EE 567

EE 567, Wireless and Mobile Communications, extends basic principles of communications systems and their associated performance into the world of wireless and mobile communications. This course has been designed primarily to provide a good understanding of fundamental problems and counter-measure techniques in digital communications over dispersive wireless mobile channels. It starts with a review of material necessary for advanced study in wireless communications: current wireless mobile systems and standards, frequency reuse and the cellular concept, co-channel interference and noise, receiver sensitivity and link budget calculations, coverage, and spectral efficiency and capacity.

Next, various types of propagation modeling are presented, such as large-scale fading, small-scale fading, and multiple scattering (multi-path) phenomena. Examples of Rayleigh, Rician, and Nakagami fading channels are discussed, and level crossing rates and fade durations are determined. This is followed by methods for developing laboratory fading channel simulators for both single- and multiple-paths channel models, including the laboratory simulation of shadowing. Conventional path-loss models in macro-cells such as Okumura-Hata and outdoors micro-cells, COST231-Hata, and Walfish-Ikegami models as well as path loss for indoor micro-cells are then detailed.

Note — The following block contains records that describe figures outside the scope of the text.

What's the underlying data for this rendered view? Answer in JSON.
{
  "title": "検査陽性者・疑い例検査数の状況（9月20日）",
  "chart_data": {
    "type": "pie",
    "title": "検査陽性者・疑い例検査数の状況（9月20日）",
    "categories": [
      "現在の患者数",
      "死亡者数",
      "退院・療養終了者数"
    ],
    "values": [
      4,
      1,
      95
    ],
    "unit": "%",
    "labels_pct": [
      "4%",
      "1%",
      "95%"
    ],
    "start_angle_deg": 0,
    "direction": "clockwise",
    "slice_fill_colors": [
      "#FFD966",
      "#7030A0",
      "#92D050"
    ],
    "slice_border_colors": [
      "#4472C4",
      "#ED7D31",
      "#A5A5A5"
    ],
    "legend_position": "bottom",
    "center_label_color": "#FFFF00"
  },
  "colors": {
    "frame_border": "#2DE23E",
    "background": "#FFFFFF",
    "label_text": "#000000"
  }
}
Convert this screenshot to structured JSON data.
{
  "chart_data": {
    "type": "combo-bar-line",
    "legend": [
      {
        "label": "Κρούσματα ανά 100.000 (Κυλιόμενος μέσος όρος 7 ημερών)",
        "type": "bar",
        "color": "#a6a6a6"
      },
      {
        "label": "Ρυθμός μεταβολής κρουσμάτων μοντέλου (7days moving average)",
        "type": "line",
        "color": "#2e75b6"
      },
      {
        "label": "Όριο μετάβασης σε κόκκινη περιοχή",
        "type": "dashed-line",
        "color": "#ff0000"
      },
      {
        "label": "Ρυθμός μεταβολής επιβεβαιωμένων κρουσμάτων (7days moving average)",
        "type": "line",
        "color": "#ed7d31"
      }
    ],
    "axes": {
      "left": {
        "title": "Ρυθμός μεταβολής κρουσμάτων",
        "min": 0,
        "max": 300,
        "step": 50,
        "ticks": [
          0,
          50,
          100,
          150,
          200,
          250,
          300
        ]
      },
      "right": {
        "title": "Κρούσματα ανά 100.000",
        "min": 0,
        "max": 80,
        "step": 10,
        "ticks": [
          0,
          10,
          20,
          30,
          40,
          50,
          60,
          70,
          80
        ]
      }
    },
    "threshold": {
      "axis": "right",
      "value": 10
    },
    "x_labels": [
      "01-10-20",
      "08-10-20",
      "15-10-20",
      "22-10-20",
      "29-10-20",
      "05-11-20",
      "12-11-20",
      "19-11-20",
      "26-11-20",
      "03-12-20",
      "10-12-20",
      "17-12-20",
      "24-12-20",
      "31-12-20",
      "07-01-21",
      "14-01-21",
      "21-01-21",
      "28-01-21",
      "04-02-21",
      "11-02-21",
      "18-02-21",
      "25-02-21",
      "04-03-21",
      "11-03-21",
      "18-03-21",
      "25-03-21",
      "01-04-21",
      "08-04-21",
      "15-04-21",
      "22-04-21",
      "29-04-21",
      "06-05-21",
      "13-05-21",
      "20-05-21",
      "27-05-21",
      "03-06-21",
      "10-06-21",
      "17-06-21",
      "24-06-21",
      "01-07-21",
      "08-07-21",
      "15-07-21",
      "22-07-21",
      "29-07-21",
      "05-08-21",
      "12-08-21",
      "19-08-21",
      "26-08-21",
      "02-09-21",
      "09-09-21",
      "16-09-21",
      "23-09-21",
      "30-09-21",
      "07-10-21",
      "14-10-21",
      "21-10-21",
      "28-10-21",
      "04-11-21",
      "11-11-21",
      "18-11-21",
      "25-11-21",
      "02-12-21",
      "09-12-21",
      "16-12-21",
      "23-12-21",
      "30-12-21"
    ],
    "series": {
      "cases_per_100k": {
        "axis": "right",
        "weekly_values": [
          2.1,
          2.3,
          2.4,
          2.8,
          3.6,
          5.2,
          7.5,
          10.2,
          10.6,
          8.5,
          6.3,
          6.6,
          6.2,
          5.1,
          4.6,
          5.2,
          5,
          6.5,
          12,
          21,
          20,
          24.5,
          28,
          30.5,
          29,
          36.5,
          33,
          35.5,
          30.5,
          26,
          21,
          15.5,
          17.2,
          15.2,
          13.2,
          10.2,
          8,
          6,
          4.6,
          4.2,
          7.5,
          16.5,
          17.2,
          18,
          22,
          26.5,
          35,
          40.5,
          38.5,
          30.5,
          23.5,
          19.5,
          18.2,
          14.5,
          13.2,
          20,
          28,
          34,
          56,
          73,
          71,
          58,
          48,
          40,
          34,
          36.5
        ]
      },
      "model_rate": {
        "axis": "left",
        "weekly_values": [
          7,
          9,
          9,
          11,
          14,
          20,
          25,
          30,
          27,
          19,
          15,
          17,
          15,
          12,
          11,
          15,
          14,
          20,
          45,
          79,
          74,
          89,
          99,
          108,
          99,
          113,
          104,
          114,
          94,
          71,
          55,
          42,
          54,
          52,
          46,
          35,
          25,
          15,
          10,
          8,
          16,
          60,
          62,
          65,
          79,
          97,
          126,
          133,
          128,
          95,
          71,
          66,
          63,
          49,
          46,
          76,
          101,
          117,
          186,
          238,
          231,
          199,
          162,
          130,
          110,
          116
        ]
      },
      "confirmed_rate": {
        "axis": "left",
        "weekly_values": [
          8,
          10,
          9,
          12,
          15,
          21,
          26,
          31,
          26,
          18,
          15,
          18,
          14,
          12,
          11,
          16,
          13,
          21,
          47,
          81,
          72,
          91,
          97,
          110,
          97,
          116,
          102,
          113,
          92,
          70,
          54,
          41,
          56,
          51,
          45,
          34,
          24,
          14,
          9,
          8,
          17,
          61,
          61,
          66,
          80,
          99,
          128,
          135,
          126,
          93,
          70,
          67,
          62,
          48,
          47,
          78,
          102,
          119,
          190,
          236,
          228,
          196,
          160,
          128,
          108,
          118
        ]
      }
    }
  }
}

The next part of the course covers fundamental limits introduced by co-channel interference, as multiple lognormal interferers are introduced. Specifically, Fenton-Wilkinson, Schwartz and Yeh, Farley’s methods and a numerical comparison are presented. Outage probability evaluation is detailed. Modulation techniques used in wireless mobile applications and associated performance over fading channels are reviewed next, followed by a detailed investigation of diversity and combining techniques.

TDMA and CDMA Cellular systems are presented next. Topics covered here include: Spread spectrum systems including direct sequence, frequency hopping, fading channel applications, RAKE receiver concepts, multi-input-multi-output (MIMO) systems using antenna arrays, space-time coding and BLAST systems. As examples of mobile cellular architectures, TDMA (GSM) and CDMA cellular systems are covered.

Finally, in order to initiate hard or soft handoffs, link quality measurement techniques are discussed. Optimal resource allocation in terms of channel assignment techniques are presented and analyzed.